Practical takeaways you can use today#

Because this is an event announcement, it does not provide step-by-step guidance. But its framing points to a set of actions that are consistently useful for civil society and support organizations working in conflict or crisis contexts.

1) Treat digital security as protection work, not IT hygiene#

If digital harms are recognized as conflict harms, then response should sit with operational leadership, not only with “the tech person.” The operational questions are concrete:

  • What work stops if accounts are lost?
  • Who is at greatest personal risk if communications are exposed?
  • What information, if leaked, could cause real-world harm?

This changes prioritization. It also changes accountability: security work becomes part of duty of care.

2) Build for disruption, not normal conditions#

Conflict settings are defined by constraint. Plans should assume:

  • intermittent connectivity
  • device loss or confiscation
  • staff displacement or rapid onboarding
  • time pressure and incomplete information

Resilience often means having fallbacks: alternate contact channels, role-based access, and a way to recover accounts quickly.

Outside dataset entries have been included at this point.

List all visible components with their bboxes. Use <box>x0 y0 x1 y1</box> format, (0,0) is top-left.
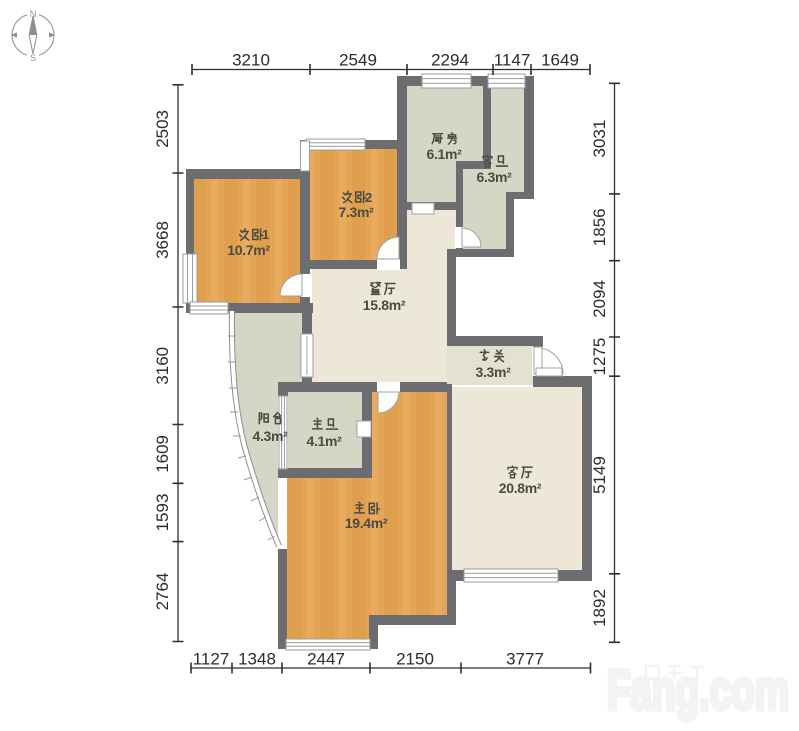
svg-text:19.4m²: 19.4m² <box>345 515 388 531</box>
svg-text:1: 1 <box>262 227 269 242</box>
svg-text:3160: 3160 <box>153 347 172 385</box>
svg-text:1892: 1892 <box>590 589 609 627</box>
svg-text:1147: 1147 <box>494 51 531 70</box>
svg-text:1348: 1348 <box>238 650 276 669</box>
svg-text:3777: 3777 <box>506 650 544 669</box>
svg-text:2294: 2294 <box>431 51 469 70</box>
svg-text:2094: 2094 <box>590 280 609 318</box>
svg-text:2549: 2549 <box>339 51 377 70</box>
svg-text:1127: 1127 <box>193 650 230 669</box>
svg-text:2: 2 <box>365 190 372 205</box>
svg-text:20.8m²: 20.8m² <box>499 480 542 496</box>
svg-text:2503: 2503 <box>153 110 172 148</box>
svg-text:1275: 1275 <box>590 338 609 376</box>
svg-text:1649: 1649 <box>541 51 579 70</box>
svg-text:3210: 3210 <box>232 51 270 70</box>
svg-text:3.3m²: 3.3m² <box>475 364 511 380</box>
svg-text:1856: 1856 <box>590 208 609 246</box>
svg-text:6.1m²: 6.1m² <box>426 146 462 162</box>
svg-text:7.3m²: 7.3m² <box>338 204 374 220</box>
svg-text:3031: 3031 <box>590 120 609 158</box>
svg-text:S: S <box>30 53 36 64</box>
svg-text:4.3m²: 4.3m² <box>252 428 288 444</box>
svg-text:2447: 2447 <box>307 650 345 669</box>
svg-text:1593: 1593 <box>153 494 172 532</box>
svg-text:1609: 1609 <box>153 435 172 473</box>
svg-text:5149: 5149 <box>590 456 609 494</box>
svg-text:15.8m²: 15.8m² <box>363 297 406 313</box>
svg-text:2150: 2150 <box>396 650 434 669</box>
svg-text:10.7m²: 10.7m² <box>227 242 270 258</box>
svg-text:3668: 3668 <box>153 221 172 259</box>
svg-text:6.3m²: 6.3m² <box>476 169 512 185</box>
svg-text:4.1m²: 4.1m² <box>306 433 342 449</box>
svg-text:2764: 2764 <box>153 573 172 611</box>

3) Separate “evidence” workflows from “messaging” workflows#

Organizations that document abuses often blend collection, storage, analysis, and publication across the same devices and accounts. In contested environments, that is a fragile model.

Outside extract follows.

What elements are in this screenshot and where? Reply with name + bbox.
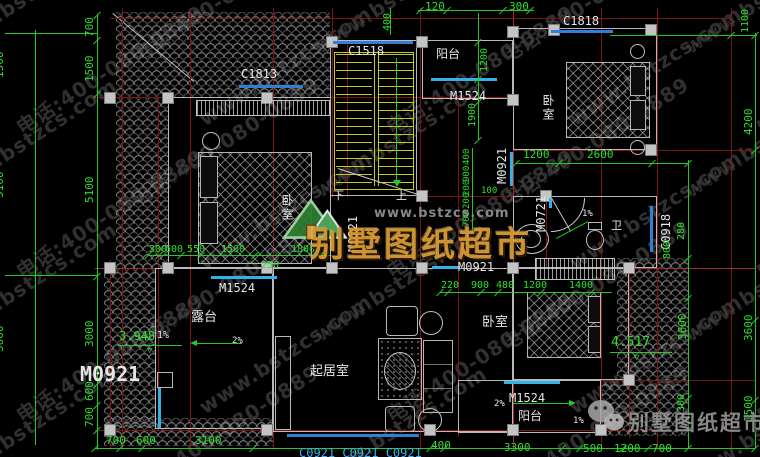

Even without specific prescriptions, a useful principle is separation: treat evidence handling as a distinct workflow with tighter access control and clearer retention rules than public messaging.

4) Use external support early#

The event page emphasizes the Digital Security Helpline’s assistance role. The operational lesson is simple: incident response goes better when you ask for help before the situation is fully on fire.

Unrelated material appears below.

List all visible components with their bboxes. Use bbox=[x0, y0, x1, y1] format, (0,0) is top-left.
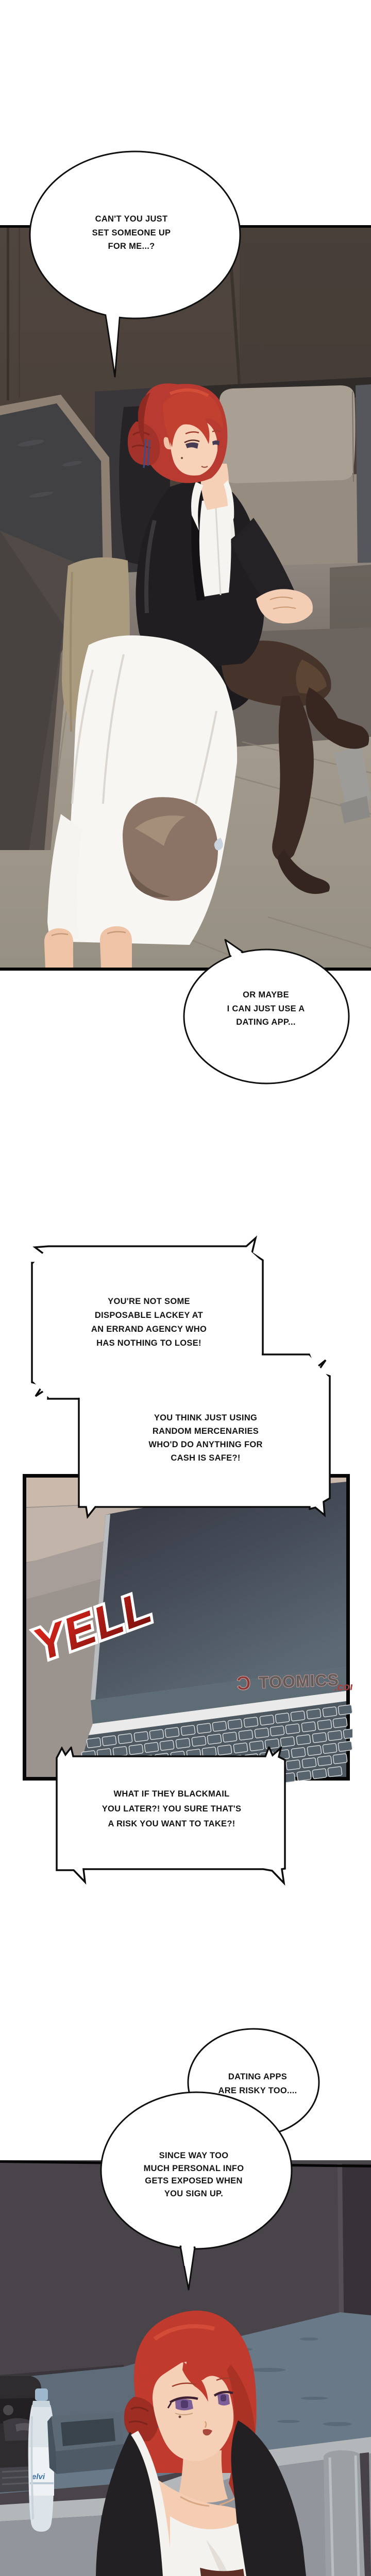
svg-text:TOOMICS: TOOMICS bbox=[259, 1670, 340, 1691]
svg-text:elvi: elvi bbox=[32, 2472, 45, 2481]
svg-text:Ɔ: Ɔ bbox=[236, 1672, 251, 1694]
svg-text:.com: .com bbox=[334, 1681, 352, 1693]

If you have access to trusted rapid support (helplines, partner orgs, or security teams), pre-establish contact paths and escalation criteria. In a real crisis, “who do we call?” should not be a new question.

5) Expect cross-sector dependencies#

The “Safe and strong” series explicitly brings in private sector partners. That is not optional in practice: many civil society risks are mediated by platform policies, account integrity systems, content moderation, and infrastructure-level controls.

If your organization depends on specific services, map those dependencies and understand what protections exist (or do not exist) through those providers.

Why this matters now#

Access Now’s webinar announcement is a small artifact, but it captures a larger shift: digital safety is increasingly being discussed in the same breath as humanitarian protection and conflict response. That is a meaningful change in posture.

For civil society, the implication is not that every organization needs a full security team. It is that digital risk decisions are now core operational decisions, with real consequences for people.

For donors and partners, the implication is similar: “resilience” is not a vague capacity-building slogan. It is the ability to keep doing the work under adversarial pressure, with guardrails that reduce the chance of catastrophic exposure.

What to watch for#

If you follow this space, the most useful outputs from webinars like this are not general warnings. They are specific lessons about what fails in practice and what interventions scale.

Look for:

  • concrete threat patterns observed by helpline responders (without over-claiming)
  • practical recovery guidance (account recovery, device loss, safe re-onboarding)
  • how private sector participants describe their constraints and levers
  • how humanitarian framing (protection, duty of care, harm reduction) translates into day-to-day security choices

If Access Now publishes follow-up materials, those will likely carry more actionable detail than the event listing itself.